Draußen versuchte Valentina gerade, die Hunde zu verscheuchen, und fluchte ebenfalls, als ihr das nicht gelang. Missbilligend schnalzte Donna Lucia mit der Zunge. Valentina war ihre Tochter und vierundsiebzig Jahre alt. Aber darauf, dass sich Nanna, wie sie alle nannten, irgendwann ihrem Alter entsprechend benehmen würde, konnte Donna Lucia wohl ewig warten.
Es war noch nicht einmal halb acht, und die Familie war wach.
Über mangelnde Gesellschaft konnte sich Donna Lucia jedenfalls nicht beklagen.
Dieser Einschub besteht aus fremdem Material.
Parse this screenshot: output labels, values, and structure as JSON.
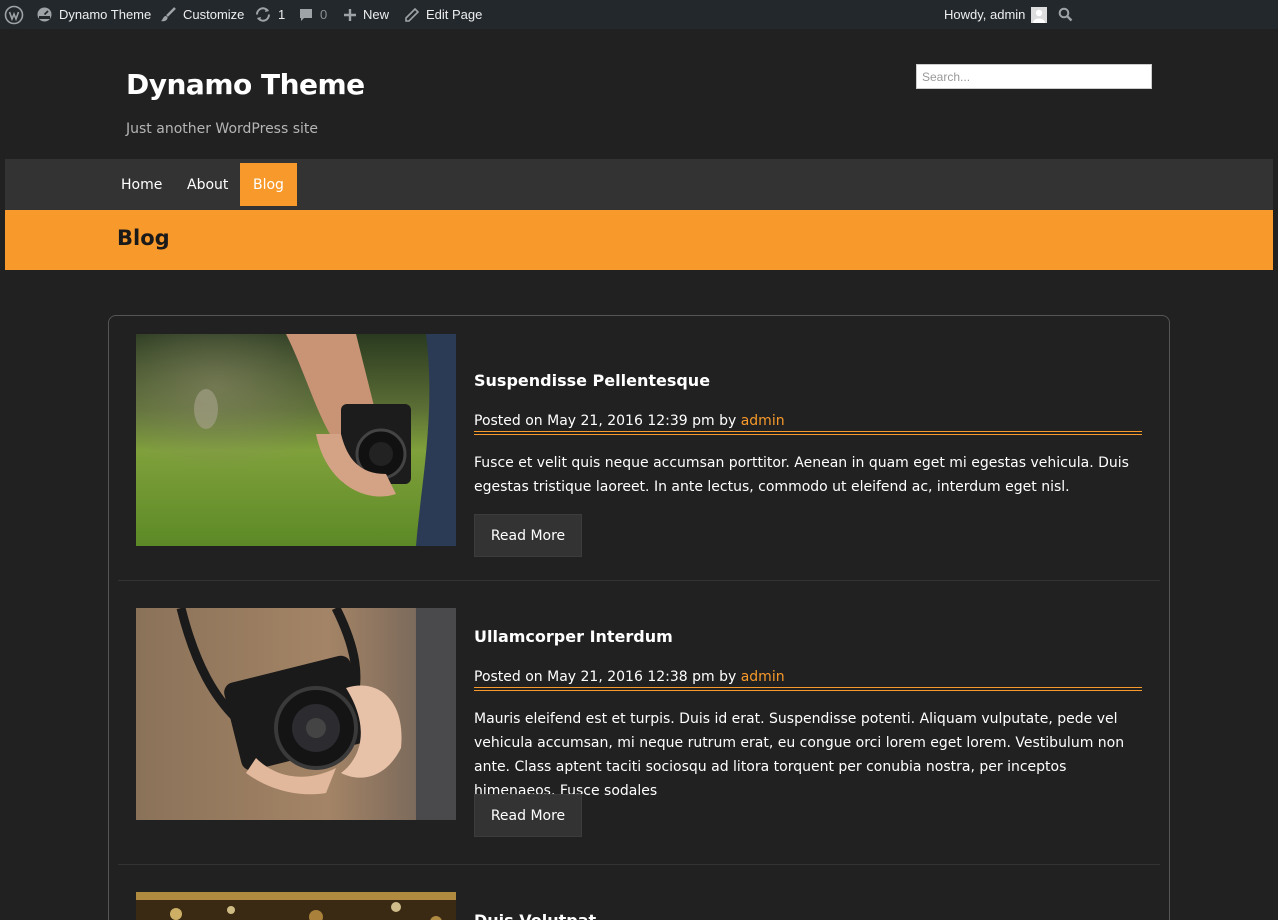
{
  "adminbar": {
    "site_name": "Dynamo Theme",
    "customize": "Customize",
    "updates_count": "1",
    "comments_count": "0",
    "new_label": "New",
    "edit_page": "Edit Page",
    "howdy": "Howdy, admin"
  },
  "site": {
    "title": "Dynamo Theme",
    "description": "Just another WordPress site"
  },
  "search": {
    "placeholder": "Search..."
  },
  "nav": {
    "items": [
      {
        "label": "Home"
      },
      {
        "label": "About"
      },
      {
        "label": "Blog"
      }
    ],
    "active": "Blog"
  },
  "page": {
    "title": "Blog"
  },
  "posts": [
    {
      "title": "Suspendisse Pellentesque",
      "meta_prefix": "Posted on May 21, 2016 12:39 pm by ",
      "author": "admin",
      "excerpt": "Fusce et velit quis neque accumsan porttitor. Aenean in quam eget mi egestas vehicula. Duis egestas tristique laoreet. In ante lectus, commodo ut eleifend ac, interdum eget nisl.",
      "read_more": "Read More"
    },
    {
      "title": "Ullamcorper Interdum",
      "meta_prefix": "Posted on May 21, 2016 12:38 pm by ",
      "author": "admin",
      "excerpt": "Mauris eleifend est et turpis. Duis id erat. Suspendisse potenti. Aliquam vulputate, pede vel vehicula accumsan, mi neque rutrum erat, eu congue orci lorem eget lorem. Vestibulum non ante. Class aptent taciti sociosqu ad litora torquent per conubia nostra, per inceptos himenaeos. Fusce sodales",
      "read_more": "Read More"
    },
    {
      "title": "Duis Volutpat"
    }
  ],
  "colors": {
    "accent": "#f7992b",
    "background": "#212121",
    "nav_bg": "#333333",
    "adminbar_bg": "#23282d"
  }
}
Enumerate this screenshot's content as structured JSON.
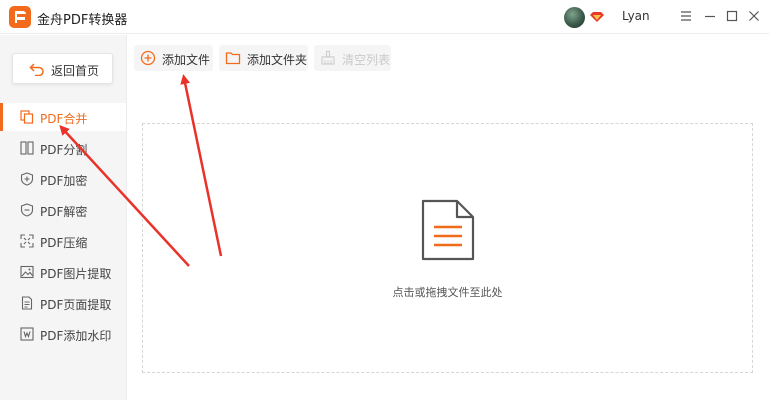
{
  "app": {
    "title": "金舟PDF转换器",
    "user": "Lyan",
    "brand_color": "#f26b1d"
  },
  "window_controls": [
    "menu-icon",
    "minimize-icon",
    "maximize-icon",
    "close-icon"
  ],
  "sidebar": {
    "back_label": "返回首页",
    "items": [
      {
        "label": "PDF合并",
        "icon": "merge-icon",
        "active": true
      },
      {
        "label": "PDF分割",
        "icon": "split-icon",
        "active": false
      },
      {
        "label": "PDF加密",
        "icon": "shield-plus-icon",
        "active": false
      },
      {
        "label": "PDF解密",
        "icon": "shield-minus-icon",
        "active": false
      },
      {
        "label": "PDF压缩",
        "icon": "compress-icon",
        "active": false
      },
      {
        "label": "PDF图片提取",
        "icon": "image-icon",
        "active": false
      },
      {
        "label": "PDF页面提取",
        "icon": "page-icon",
        "active": false
      },
      {
        "label": "PDF添加水印",
        "icon": "watermark-icon",
        "active": false
      }
    ]
  },
  "toolbar": {
    "add_file": "添加文件",
    "add_folder": "添加文件夹",
    "clear_list": "清空列表"
  },
  "dropzone": {
    "hint": "点击或拖拽文件至此处"
  }
}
Außer irgendwelchen Kunden, die immer in der Küche standen, um Olivenöl, Pecorino oder Ricotta zu kaufen, kamen auch ständig Freunde, die sofort genötigt wurden, mit der Familie zu essen. Meist von Nanna oder deren deutschem Mann Federico, der hier überhaupt niemand einzuladen hatte, wenn es nach Donna Lucia ging.
Es klopfte.
Nando, der Älteste von Roberta und Gianluca, trat ein. »Sie hatten Kaffee bestellt, Mylady?« Er stellte die Kaffeetasse mit einer formvollendeten Verbeugung vor Donna Lucia auf dem kleinen Tischchen ab.
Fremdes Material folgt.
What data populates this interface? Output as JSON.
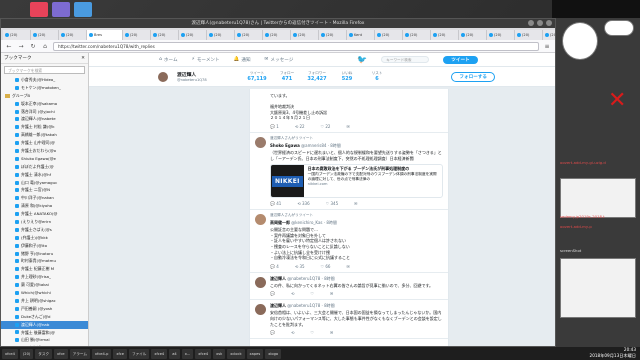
{
  "window_title": "渡辺輝人(@nabeteru1Q78)さん | Twitterからの返信付きツイート - Mozilla Firefox",
  "url": "https://twitter.com/nabeteru1Q78/with_replies",
  "tabs": [
    "(20)",
    "(20)",
    "(20)",
    "Bres",
    "(20)",
    "(20)",
    "(20)",
    "(20)",
    "(20)",
    "(20)",
    "(20)",
    "(20)",
    "Kent",
    "(20)",
    "(20)",
    "(20)",
    "(20)",
    "(20)",
    "(20)",
    "(20)",
    "(20)",
    "旭川都",
    "審議再",
    "(20)",
    "(20)"
  ],
  "sidebar": {
    "header": "ブックマーク",
    "search_placeholder": "ブックマークを検索",
    "items": [
      {
        "label": "小倉秀夫(@Hideo_",
        "type": "bm"
      },
      {
        "label": "モトケン(@motoken_",
        "type": "bm"
      },
      {
        "label": "グループB",
        "type": "folder"
      },
      {
        "label": "坂本正幸(@sakamo",
        "type": "bm"
      },
      {
        "label": "落合洋司 (@yjochi",
        "type": "bm"
      },
      {
        "label": "渡辺輝人(@nabete",
        "type": "bm"
      },
      {
        "label": "弁護士 村松 謙(@k",
        "type": "bm"
      },
      {
        "label": "高橋雄一郎(@takah",
        "type": "bm"
      },
      {
        "label": "弁護士 山中理司(@",
        "type": "bm"
      },
      {
        "label": "弁護士おだわら(@o",
        "type": "bm"
      },
      {
        "label": "Shiuko Egawa(@e",
        "type": "bm"
      },
      {
        "label": "ぽぽだよ弁護士(@",
        "type": "bm"
      },
      {
        "label": "弁護士 清水(@hf",
        "type": "bm"
      },
      {
        "label": "山口 竜(@yamaguc",
        "type": "bm"
      },
      {
        "label": "弁護士 二宮(@N",
        "type": "bm"
      },
      {
        "label": "中川洋子(@nakan",
        "type": "bm"
      },
      {
        "label": "清原 和(@kiyoha",
        "type": "bm"
      },
      {
        "label": "弁護士 ANATAKO(@",
        "type": "bm"
      },
      {
        "label": "(えりえり@erirn",
        "type": "bm"
      },
      {
        "label": "弁護士さばえ(@s",
        "type": "bm"
      },
      {
        "label": "(弁護士)(@kkk",
        "type": "bm"
      },
      {
        "label": "伊藤和子(@ito",
        "type": "bm"
      },
      {
        "label": "猪野 亨(@inotoru",
        "type": "bm"
      },
      {
        "label": "町村泰貴(@matmu",
        "type": "bm"
      },
      {
        "label": "弁護士 紀藤正樹 M",
        "type": "bm"
      },
      {
        "label": "井上理砂(@risa_",
        "type": "bm"
      },
      {
        "label": "蘭 可愛(@takai",
        "type": "bm"
      },
      {
        "label": "Which(@whichi",
        "type": "bm"
      },
      {
        "label": "井上 耕明(@shigac",
        "type": "bm"
      },
      {
        "label": "戸田善嗣 (@yosh",
        "type": "bm"
      },
      {
        "label": "Dukeさんご(@d",
        "type": "bm"
      },
      {
        "label": "渡辺輝人(@nab",
        "type": "bm",
        "selected": true
      },
      {
        "label": "弁護士 後藤富和(@",
        "type": "bm"
      },
      {
        "label": "山田 勝(@trmal",
        "type": "bm"
      },
      {
        "label": "こくあおげ(@kok",
        "type": "bm"
      },
      {
        "label": "ワーキングプア研",
        "type": "bm"
      },
      {
        "label": "弁護士 小口貴雄(@",
        "type": "bm"
      }
    ]
  },
  "twitter_nav": {
    "home": "ホーム",
    "moments": "モーメント",
    "notifications": "通知",
    "messages": "メッセージ",
    "search_placeholder": "キーワード検索",
    "tweet_button": "ツイート"
  },
  "profile": {
    "name": "渡辺輝人",
    "handle": "@nabeteru1Q78",
    "stats": [
      {
        "label": "ツイート",
        "value": "67,119"
      },
      {
        "label": "フォロー",
        "value": "471"
      },
      {
        "label": "フォロワー",
        "value": "32,427"
      },
      {
        "label": "いいね",
        "value": "529"
      },
      {
        "label": "リスト",
        "value": "6"
      }
    ],
    "follow_button": "フォローする"
  },
  "tweets": [
    {
      "context": "",
      "name": "",
      "handle": "",
      "time": "",
      "body": "ています。\n\n福井地裁判決\n大飯原発3、4号機差し止め訴訟\n２０１４年５月２１日",
      "acts": [
        "1",
        "22",
        "22"
      ],
      "avatar_color": "#ffffff"
    },
    {
      "context": "渡辺輝人さんがリツイート",
      "name": "Shoko Egawa",
      "handle": "@amneris84 · 8時間",
      "time": "",
      "body": "（世界経済のスピードに遅れまいと、個人的な規制緩和を要望先送りする姿勢を「さつきる」とし「ーアーデン氏、日本の刑事法制度下、突然の不処理処理調査）日本経済新聞",
      "card": {
        "logo": "NIKKEI",
        "title": "日本の腐敗政治を下がる ブーデン法氏が刑事処理制度の",
        "text": "一国内ブーデン法政権の下で支配対刑のウスブーデン体調の刑事法制度を実際の論理に対して、世の点で刑事法律の",
        "domain": "nikkei.com"
      },
      "acts": [
        "41",
        "336",
        "345"
      ],
      "avatar_color": "#9a7b6b"
    },
    {
      "context": "渡辺輝人さんがリツイート",
      "name": "高岡健一郎",
      "handle": "@kenichiro_Kas · 8時間",
      "time": "",
      "body": "公開証言の主要な問題で…\n・案件再議論を対象日を外して\n・証人を雇いやすい特定個人は許されない\n・捜査のレースを守らないことに反論しない\n・よい法上に抗議し全を受けけ捜\n・自動冷凍法を令和日に公式に抗議すること",
      "acts": [
        "4",
        "35",
        "66"
      ],
      "avatar_color": "#b48b6e"
    },
    {
      "context": "",
      "name": "渡辺輝人",
      "handle": "@nabeteru1Q78 · 8時間",
      "time": "",
      "body": "この件、私に向かってくるネット右翼の皆さんの論旨が見事に揃いので、多分、回避です。",
      "acts": [
        "",
        "",
        ""
      ],
      "avatar_color": "#8a6a5a"
    },
    {
      "context": "",
      "name": "渡辺輝人",
      "handle": "@nabeteru1Q78 · 8時間",
      "time": "",
      "body": "安倍首相は、いよいよ、三大会と開催で、日本国の国益を損なってしまったんじゃないか。国内向けの少ないパフォーマンス等に、大した事態も事件性がなくもなくブーデンとの会談を設定したことを批判ます。",
      "acts": [
        "",
        "",
        ""
      ],
      "avatar_color": "#8a6a5a"
    }
  ],
  "right_panel": {
    "links": [
      "oovert-add-my-gi-uzig.d",
      "sedemy.jp2019c-2018.t",
      "oovert-add-my-p",
      "screenShot"
    ]
  },
  "taskbar": {
    "items": [
      "xfce4",
      "(20)",
      "タスク",
      "xfce",
      "アラーム",
      "xfce4-p",
      "xfce",
      "ファイル",
      "xfce4",
      "a4",
      "x...",
      "xfce4",
      "xsk",
      "xclock",
      "xapes",
      "xlogo"
    ],
    "clock_time": "20:43",
    "clock_date": "2018年09月13日木曜日"
  }
}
»Lass den englischen Quatsch, Nando.« Donna Lucia war auf alles, was mit der englischen Sprache zu tun hatte, sehr schlecht zu sprechen. Immerhin war es die Sprache von diesem Jacobo, diesem Amerikaner. Dem Grund, warum Aurelia in Bologna lebte und nicht hier, wo sie hingehörte.
»Und überhaupt: Wo ist Gianni?«
»Oh, reiche ich Ihnen nicht, My.«
Donna Lucia zog streng die linke Augenbraue nach oben, und Nando verstummte sofort. Wenigstens einer, der Respekt vor ihr hatte.
»Er musste zur Uni«, ergänzte Nando.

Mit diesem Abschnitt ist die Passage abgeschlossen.